Der Bericht war knapp gehalten, Nell hatte nur wenige Minuten gebraucht, um ihn zu lesen, und war anschließend verwirrter denn je. Nach Mr Morrishs Erkenntnissen war Eliza Makepeace in den Jahren 1909 und 1910 nirgendwohin gefahren, sondern hatte sich die ganze Zeit über im Cottage aufgehalten. Mr Morrish hatte mehrere Unterlagen beigefügt, um seine Schlussfolgerung zu untermauern - eine Befragung, die er mit jemandem durchgeführt hatte, der behauptete, auf Blackhurst gearbeitet zu haben, verschiedene Briefwechsel mit einem Londoner Verleger, die in Anschrift und Absender die Adresse des Cliff Cottage enthielten - aber diese Unterlagen hatte Nell erst später gelesen. Die Nachricht, dass Eliza nie weggegangen war, hatte sie viel zu sehr verblüfft. Dass sie die ganze Zeit über im Cottage gewesen war. Aber William war sich so sicher gewesen. Sie sei aus dem Blickfeld der Öffentlichkeit verschwunden, hatte er gesagt, ungefähr ein Jahr lang. Als sie wieder auftauchte, sei sie verändert gewesen, als wäre das Leuchten aus ihren Augen verschwunden. Nell konnte sich nicht erklären, wie Williams Erinnerungen zu Mr Morrishs Entdeckung passten. Sobald sie wieder in Cornwall war, würde sie noch einmal mit William reden und ihn fragen, ob er sich einen Reim darauf machen konnte.
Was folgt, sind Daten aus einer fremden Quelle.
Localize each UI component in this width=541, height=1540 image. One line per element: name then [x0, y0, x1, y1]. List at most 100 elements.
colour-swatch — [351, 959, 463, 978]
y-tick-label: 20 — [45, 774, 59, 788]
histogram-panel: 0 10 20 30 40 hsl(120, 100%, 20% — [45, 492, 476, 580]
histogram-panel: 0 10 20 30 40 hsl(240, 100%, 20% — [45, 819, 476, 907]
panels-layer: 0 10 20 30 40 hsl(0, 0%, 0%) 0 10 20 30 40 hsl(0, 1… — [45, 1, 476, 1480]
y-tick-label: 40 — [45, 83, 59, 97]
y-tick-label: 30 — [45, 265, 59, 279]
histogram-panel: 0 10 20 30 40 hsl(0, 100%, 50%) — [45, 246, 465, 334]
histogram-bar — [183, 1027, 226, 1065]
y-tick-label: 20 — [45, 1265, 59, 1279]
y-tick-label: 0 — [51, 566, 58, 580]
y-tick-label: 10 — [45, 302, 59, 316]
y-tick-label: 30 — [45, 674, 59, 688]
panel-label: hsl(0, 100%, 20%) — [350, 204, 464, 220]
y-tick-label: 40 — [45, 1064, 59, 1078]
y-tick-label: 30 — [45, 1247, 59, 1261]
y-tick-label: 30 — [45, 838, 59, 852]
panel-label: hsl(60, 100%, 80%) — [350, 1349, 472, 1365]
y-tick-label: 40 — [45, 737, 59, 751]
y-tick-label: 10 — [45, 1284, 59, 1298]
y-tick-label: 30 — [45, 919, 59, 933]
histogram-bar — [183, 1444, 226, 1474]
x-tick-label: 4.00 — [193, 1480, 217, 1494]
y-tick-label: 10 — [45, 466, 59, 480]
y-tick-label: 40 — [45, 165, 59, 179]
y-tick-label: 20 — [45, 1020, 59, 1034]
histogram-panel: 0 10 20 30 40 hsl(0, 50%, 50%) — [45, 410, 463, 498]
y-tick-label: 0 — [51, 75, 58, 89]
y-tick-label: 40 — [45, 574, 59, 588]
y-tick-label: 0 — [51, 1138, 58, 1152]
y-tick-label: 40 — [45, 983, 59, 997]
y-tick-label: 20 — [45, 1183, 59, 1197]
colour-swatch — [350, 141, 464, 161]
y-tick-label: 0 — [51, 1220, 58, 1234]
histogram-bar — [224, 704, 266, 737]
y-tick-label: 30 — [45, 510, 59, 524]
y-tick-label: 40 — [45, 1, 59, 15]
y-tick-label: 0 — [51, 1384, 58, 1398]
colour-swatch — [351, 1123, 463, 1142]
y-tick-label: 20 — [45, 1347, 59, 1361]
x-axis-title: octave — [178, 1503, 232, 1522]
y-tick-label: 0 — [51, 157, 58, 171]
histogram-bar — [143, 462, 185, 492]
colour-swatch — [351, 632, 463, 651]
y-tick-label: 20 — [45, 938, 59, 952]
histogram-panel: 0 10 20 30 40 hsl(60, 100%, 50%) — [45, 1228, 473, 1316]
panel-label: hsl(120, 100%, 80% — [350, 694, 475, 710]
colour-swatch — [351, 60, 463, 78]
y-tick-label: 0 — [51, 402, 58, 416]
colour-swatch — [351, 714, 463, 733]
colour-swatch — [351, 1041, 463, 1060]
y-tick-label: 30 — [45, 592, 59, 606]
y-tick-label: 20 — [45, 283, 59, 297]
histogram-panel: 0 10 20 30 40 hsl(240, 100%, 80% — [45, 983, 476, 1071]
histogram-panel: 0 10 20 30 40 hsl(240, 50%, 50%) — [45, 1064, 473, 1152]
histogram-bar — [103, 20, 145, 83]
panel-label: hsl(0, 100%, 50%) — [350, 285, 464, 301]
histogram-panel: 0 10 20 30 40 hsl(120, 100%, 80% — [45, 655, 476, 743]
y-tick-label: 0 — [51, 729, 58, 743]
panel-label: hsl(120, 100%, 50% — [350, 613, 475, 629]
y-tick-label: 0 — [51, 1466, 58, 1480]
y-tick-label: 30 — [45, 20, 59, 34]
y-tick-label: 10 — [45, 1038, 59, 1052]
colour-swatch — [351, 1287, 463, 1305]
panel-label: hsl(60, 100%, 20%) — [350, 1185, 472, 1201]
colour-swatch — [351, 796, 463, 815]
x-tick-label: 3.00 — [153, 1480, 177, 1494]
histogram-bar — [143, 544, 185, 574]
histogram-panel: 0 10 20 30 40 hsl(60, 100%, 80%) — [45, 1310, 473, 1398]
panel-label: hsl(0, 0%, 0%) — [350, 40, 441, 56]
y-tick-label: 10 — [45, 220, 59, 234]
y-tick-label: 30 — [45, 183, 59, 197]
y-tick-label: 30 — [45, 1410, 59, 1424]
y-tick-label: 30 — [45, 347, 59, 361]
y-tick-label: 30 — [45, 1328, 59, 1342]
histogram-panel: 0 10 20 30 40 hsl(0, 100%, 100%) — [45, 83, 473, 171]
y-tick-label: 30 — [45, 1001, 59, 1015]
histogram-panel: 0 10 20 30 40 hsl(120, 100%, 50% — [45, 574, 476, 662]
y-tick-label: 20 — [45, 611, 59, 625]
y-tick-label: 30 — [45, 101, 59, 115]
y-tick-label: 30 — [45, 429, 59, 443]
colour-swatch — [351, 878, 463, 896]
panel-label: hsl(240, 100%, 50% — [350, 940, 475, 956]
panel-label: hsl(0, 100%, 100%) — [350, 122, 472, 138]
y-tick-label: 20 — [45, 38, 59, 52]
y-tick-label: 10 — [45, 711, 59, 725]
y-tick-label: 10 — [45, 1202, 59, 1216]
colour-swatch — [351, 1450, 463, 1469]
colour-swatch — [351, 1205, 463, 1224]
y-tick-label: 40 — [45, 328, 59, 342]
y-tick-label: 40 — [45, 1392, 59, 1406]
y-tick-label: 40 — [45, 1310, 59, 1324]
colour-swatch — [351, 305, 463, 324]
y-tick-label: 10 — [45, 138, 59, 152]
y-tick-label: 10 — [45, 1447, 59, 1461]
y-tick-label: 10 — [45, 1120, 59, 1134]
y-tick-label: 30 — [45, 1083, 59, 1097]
Nell wischte sich die Stirn mit dem Handrücken ab. Ein fürchterlicher Tag, aber so war Brisbane im Januar. Noch leuchtete der Himmel so blau wie eine Kuppel aus makellosem Glas, aber am Abend würde es garantiert ein Gewitter geben. Sie hatte lange genug gelebt, um zu spüren, wann sich die Wolken zu einem Unwetter zusammenbrauten.
Nell hörte, wie vor dem zur Straße gelegenen Fenster ein Auto seine Fahrt verlangsamte. Es klang nicht wie eins von den Nachbarn: zu laut für Howards Mini, zu hochtourig für den großen Ford der Hogans. Plötzlich gab es einen lauten Rums, als der
Wagen zu schnell auf den Bordstein fuhr. Nell schüttelte den Kopf, froh darüber, keinen Führerschein gemacht und auch nie ein Auto gebraucht zu haben.